Магический ошейник весь день неприятно покалывал кожу, иногда угрожающе сжимаясь, но мне было глубоко плевать: от моей души осталось выжженное поле, так что к потенциальной смерти от удушья я относился теперь крайне спокойно, даже наплевательски.
Придушит и придушит, что тут поделаешь. Я бесправный раб в руках истеричной богини и ничего пока с этим поделать не могу, пока не заработаю ей на постройку нового храма где-нибудь в людном месте.
Кстати, надо было бы озаботиться этим вопросом и навести справки, как тут вообще ставят храмы новым богам, и сколько мне это будет стоить.
Ноги сами вынесли меня на улицу, полную кабаков, и так как в кармане приятно перекатывалась пятерка серебра аванса, которую мне сегодня выдал Михиус под роспись, тут я и задержался.
Пропивать деньги цели у меня не было, хоть, по воспоминаниям, я постоянно пил по вечерам пиво, видимо, мне это нравилось. Но алкашом я себя не помнил и, что самое главное, не чувствовал. Пустой и от этого холодный рассудок услужливо подсказал, что алкоголизм, это не только психическая, но и физиологическая потребность в алкоголе.
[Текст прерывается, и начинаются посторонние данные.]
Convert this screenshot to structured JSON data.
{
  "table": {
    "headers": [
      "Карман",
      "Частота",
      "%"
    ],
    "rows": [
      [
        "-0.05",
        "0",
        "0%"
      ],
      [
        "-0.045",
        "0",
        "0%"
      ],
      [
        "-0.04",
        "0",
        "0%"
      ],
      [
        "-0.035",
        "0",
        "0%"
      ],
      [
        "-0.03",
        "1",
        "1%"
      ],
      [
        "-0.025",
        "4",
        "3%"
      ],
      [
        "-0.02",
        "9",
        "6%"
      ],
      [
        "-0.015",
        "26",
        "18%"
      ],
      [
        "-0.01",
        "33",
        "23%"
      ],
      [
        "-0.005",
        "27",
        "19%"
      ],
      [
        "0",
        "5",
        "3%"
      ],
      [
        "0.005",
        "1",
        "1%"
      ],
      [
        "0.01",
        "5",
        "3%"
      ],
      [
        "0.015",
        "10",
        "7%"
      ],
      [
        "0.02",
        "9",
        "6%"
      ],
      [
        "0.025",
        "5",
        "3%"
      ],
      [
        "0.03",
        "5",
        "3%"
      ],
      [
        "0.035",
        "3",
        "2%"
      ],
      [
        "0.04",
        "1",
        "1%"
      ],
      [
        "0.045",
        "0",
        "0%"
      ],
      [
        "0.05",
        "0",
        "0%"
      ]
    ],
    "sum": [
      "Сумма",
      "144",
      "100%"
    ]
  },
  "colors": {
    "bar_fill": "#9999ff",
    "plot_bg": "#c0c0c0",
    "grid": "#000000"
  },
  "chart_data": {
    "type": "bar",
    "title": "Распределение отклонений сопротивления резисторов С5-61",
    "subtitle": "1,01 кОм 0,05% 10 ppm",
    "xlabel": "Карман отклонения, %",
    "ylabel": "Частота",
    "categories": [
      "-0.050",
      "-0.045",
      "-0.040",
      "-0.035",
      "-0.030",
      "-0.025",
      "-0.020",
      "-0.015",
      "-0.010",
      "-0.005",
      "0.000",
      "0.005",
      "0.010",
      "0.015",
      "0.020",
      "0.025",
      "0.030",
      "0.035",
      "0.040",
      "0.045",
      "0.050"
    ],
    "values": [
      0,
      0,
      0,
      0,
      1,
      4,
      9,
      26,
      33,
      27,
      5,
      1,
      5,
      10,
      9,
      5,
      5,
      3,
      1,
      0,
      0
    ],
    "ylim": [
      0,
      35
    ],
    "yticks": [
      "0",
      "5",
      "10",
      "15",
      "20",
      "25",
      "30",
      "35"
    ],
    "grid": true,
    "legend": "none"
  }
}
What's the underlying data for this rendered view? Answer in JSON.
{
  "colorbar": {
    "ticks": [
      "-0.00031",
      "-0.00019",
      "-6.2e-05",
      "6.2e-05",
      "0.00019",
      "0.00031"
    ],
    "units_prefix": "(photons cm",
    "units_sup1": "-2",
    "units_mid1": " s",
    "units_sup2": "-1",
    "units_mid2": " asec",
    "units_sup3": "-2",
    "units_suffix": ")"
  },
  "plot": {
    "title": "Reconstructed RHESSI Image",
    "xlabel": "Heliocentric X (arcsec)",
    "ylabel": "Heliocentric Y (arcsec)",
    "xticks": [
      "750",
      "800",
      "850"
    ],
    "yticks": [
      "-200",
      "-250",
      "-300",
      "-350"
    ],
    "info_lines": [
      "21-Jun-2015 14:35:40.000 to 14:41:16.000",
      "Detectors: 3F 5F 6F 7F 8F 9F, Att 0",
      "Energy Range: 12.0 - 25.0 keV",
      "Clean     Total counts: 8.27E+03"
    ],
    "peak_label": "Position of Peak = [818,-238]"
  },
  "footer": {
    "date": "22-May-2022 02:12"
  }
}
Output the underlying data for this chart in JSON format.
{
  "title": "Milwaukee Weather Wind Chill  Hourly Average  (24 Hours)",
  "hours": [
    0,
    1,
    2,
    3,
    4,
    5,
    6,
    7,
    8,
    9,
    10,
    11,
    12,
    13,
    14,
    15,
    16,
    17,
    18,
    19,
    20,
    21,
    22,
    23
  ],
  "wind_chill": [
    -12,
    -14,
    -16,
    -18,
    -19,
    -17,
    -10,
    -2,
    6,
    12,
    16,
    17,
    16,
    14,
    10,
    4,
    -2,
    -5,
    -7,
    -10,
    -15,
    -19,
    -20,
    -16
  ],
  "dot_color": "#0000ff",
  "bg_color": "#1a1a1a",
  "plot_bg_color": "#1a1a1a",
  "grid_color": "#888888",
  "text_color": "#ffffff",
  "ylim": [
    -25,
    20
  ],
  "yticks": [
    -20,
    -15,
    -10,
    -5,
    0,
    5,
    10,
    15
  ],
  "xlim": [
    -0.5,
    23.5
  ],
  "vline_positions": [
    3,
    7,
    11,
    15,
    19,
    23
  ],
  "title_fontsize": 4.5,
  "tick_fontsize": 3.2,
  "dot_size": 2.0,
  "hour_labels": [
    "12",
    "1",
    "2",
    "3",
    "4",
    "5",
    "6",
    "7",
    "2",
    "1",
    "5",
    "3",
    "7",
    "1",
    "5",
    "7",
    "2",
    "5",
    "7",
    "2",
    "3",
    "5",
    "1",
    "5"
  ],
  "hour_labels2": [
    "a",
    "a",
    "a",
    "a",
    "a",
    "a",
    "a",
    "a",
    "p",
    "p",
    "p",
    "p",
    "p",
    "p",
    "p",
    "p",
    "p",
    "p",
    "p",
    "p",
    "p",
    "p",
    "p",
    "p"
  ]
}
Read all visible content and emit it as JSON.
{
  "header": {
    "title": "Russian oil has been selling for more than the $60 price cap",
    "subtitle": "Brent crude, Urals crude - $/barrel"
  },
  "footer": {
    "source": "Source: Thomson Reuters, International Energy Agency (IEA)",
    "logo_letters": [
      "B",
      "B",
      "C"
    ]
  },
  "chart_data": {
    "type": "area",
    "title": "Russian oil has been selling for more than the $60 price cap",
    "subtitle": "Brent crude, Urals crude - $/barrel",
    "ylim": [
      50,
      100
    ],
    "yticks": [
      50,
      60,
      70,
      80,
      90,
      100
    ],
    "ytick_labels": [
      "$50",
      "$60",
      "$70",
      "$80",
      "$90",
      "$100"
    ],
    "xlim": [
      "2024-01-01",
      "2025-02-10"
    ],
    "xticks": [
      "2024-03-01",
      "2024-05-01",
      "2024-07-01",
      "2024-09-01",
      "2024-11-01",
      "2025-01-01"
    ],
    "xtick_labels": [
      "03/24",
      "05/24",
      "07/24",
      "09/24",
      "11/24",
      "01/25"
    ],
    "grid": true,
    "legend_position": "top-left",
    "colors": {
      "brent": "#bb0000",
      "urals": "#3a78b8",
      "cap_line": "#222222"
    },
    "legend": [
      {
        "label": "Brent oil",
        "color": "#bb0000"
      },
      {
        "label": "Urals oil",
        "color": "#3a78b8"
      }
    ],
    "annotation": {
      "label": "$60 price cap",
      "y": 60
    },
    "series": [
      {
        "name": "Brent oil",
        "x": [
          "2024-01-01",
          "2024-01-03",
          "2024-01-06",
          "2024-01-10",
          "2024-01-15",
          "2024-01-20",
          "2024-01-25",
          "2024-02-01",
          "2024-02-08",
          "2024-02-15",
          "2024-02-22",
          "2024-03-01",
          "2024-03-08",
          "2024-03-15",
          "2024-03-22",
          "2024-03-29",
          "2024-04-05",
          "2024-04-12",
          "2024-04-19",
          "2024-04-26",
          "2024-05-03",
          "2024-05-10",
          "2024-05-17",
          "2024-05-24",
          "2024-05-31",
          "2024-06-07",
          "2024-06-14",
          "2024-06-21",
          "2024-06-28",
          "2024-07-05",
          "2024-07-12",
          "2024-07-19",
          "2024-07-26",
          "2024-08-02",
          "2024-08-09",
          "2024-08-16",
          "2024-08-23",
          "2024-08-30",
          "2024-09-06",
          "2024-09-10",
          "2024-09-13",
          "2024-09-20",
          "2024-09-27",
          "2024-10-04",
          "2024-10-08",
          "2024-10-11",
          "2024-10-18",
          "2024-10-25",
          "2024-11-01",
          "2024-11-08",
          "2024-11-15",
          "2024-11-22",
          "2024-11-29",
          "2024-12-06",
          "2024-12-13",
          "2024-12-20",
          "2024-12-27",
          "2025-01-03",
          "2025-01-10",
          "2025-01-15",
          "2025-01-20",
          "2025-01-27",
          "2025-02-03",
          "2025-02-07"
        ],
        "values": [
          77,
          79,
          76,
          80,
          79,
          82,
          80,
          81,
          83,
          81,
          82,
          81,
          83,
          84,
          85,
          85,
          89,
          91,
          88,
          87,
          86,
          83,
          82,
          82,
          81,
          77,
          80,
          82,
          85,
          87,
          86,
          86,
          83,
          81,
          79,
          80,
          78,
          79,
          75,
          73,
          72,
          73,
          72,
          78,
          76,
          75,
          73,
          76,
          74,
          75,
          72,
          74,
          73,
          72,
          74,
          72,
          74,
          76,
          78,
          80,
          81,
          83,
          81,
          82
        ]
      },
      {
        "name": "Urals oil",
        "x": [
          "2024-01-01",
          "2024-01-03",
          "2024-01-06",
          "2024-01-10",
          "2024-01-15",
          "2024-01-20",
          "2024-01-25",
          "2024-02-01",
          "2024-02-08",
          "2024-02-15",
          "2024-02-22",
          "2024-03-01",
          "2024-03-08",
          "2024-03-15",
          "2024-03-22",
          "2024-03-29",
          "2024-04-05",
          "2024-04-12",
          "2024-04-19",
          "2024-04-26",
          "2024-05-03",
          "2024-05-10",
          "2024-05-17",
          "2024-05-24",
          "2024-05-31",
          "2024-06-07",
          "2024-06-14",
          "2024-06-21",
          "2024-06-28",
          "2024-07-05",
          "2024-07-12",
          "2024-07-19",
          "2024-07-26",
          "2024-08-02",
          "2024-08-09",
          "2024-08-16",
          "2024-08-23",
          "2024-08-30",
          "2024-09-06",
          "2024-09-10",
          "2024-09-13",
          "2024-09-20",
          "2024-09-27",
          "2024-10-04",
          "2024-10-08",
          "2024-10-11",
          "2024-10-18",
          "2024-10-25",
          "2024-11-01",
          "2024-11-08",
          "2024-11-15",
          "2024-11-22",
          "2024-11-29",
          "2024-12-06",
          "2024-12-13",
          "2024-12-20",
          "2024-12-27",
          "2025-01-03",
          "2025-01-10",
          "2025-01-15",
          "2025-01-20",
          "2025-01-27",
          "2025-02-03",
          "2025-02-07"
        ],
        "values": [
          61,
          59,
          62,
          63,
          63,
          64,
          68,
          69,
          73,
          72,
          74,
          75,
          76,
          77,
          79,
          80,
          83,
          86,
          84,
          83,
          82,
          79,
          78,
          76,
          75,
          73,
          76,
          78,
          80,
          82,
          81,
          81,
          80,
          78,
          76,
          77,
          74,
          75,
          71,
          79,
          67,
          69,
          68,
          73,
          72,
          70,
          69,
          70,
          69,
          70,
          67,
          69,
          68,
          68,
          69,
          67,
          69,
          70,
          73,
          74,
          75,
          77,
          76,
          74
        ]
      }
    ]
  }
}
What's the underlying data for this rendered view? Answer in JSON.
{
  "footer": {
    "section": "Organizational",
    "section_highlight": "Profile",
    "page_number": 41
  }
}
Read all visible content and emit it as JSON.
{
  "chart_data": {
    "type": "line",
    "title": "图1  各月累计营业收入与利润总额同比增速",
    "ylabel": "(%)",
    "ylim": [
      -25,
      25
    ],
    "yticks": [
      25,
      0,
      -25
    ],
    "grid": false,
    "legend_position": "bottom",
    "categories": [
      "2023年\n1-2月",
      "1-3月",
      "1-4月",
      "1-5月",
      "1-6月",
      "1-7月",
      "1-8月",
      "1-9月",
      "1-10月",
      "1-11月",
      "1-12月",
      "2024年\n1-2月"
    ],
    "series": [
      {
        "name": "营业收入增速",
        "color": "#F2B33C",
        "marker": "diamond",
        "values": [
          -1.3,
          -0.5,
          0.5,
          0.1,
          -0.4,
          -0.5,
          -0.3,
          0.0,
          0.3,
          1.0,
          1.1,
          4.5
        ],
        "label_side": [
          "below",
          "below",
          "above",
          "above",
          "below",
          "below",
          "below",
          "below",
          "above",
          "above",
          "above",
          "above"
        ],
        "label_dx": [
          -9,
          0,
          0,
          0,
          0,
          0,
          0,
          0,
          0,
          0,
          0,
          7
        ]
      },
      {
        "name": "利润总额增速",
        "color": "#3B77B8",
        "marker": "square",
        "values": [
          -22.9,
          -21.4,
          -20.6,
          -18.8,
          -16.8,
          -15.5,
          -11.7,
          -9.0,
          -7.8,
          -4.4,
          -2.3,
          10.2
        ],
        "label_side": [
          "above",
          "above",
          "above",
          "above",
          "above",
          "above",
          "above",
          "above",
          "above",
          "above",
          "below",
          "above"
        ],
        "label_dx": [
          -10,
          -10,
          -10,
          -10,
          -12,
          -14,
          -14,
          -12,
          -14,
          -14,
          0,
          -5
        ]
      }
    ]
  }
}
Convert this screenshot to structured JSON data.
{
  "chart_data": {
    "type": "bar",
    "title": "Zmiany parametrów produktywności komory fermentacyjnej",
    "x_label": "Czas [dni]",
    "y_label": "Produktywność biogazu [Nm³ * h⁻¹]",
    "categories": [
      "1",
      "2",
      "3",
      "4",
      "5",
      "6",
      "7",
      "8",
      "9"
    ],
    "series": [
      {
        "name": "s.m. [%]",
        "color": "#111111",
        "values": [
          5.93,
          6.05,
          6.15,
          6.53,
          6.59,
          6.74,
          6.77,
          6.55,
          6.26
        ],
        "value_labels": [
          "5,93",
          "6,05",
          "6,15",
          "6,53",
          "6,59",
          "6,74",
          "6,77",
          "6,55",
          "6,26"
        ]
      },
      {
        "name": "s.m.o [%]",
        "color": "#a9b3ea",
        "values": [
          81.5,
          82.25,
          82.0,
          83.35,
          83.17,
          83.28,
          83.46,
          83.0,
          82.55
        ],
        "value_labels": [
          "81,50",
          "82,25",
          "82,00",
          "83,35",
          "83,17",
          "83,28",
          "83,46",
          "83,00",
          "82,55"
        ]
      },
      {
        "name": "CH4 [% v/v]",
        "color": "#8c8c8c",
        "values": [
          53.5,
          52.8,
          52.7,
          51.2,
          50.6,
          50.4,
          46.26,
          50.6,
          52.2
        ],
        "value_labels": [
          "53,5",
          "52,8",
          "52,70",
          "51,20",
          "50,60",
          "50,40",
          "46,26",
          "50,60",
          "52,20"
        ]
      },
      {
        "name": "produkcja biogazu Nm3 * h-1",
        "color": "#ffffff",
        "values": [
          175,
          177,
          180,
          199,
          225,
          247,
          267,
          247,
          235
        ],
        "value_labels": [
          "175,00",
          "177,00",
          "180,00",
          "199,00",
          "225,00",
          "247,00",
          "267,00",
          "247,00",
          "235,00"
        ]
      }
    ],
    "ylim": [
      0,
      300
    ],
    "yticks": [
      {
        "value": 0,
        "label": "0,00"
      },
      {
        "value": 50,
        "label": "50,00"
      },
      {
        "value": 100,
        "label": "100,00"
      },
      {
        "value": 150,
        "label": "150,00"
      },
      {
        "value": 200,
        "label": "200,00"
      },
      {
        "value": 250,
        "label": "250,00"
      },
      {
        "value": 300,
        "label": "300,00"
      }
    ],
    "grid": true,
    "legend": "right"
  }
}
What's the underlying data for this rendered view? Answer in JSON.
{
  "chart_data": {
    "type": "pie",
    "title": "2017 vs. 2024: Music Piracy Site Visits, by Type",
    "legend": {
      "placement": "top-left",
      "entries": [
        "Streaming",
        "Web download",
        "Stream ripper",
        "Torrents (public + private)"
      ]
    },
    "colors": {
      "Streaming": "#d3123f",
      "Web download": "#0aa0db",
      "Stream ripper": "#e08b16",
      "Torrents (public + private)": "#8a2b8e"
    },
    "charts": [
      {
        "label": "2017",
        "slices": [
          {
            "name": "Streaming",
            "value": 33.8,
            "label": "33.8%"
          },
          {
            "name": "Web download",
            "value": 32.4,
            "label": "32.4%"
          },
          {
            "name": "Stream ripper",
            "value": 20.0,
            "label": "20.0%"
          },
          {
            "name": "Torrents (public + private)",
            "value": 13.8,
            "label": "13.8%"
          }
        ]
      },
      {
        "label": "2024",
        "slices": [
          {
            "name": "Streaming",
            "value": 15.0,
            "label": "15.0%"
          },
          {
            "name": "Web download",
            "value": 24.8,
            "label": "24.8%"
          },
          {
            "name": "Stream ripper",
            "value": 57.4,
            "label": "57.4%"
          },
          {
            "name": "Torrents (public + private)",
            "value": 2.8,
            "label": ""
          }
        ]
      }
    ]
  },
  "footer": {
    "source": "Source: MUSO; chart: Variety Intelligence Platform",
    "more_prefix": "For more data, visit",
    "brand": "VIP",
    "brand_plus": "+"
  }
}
Я приземлился за уличный столик приглянувшейся мне таверны и, подозвав девушку-носильщицу, поинтересовался о вине.
Выбор в Трейле был не в сравнение обширнее, нежели в Сердоне. Тут было как и молодое вино по трети меди за стакан, так и хорошее, дорогое, по две десятки за кувшин. Остановился я на молодом вине прошлого года, которое посоветовала мне девица — два серебряных с третью за литровый кувшин.